I don’t actually think the ride is a sparse as some suggest. Dark videos perhaps don’t show it well, but everything is pretty lush. A far cry from the literal dark emptiness of Dinosaur, for example. I’d like more critters, of course, but there should be something to look at the entire ride. Arguably more to look at for the first few minutes than the predecessor had.
Yeah if you consider foliage as something to look at.
It doesn’t have the same density of interesting details. Once Splash got rolling you were immersed in a world of big set pieces and tiny details all working together to tell the main story and flesh out a backstory all at once. I little bit of humor here, a little bit of scary there. The ability to capture your attention in new and interesting ways every time you got on another log.
The music just carrying you along for the journey always enhancing the emotions of the moment.

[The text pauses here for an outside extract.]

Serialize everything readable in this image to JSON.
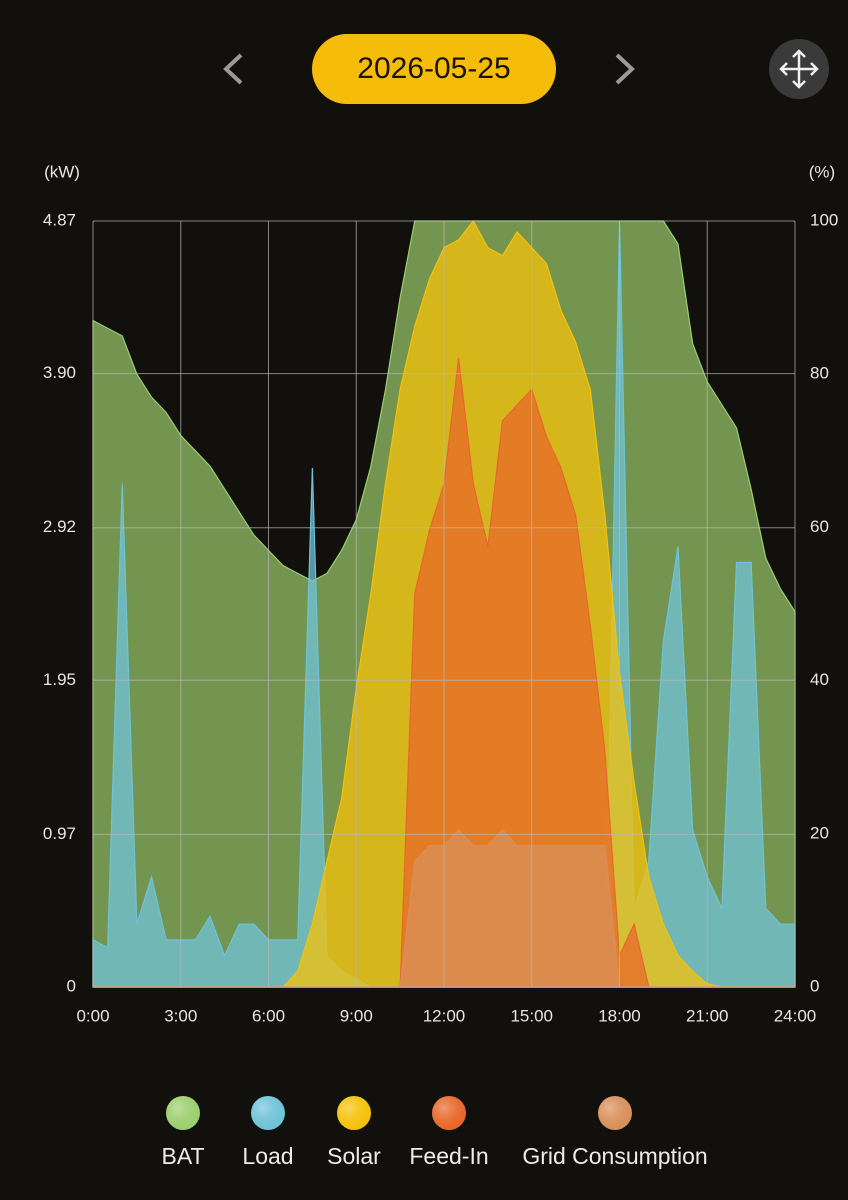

Splash was an artistic masterpiece. Simple yet complex, whimsical yet scary. When you were inside that log there was no place on Earth you would rather be.
I always looked at Splash as culmination of all that Imagineering had learned over time manifested into a single attraction.
If I had to explain to someone what the “Magic” of Disney was without words, I would simply have taken them on Splash.
It should have stood forever in the Magic Kingdom as a shining example to all generations as to what the soul of the Walt Disney company is made of.
Imagination, ingenuity, storytelling and magic.
That has been lost now.
Its replacement might have fancy animatronics and cool lighting packages, but it has no soul.
We have lost the crown jewel of the Magic Kingdom and I am immensely saddened by that.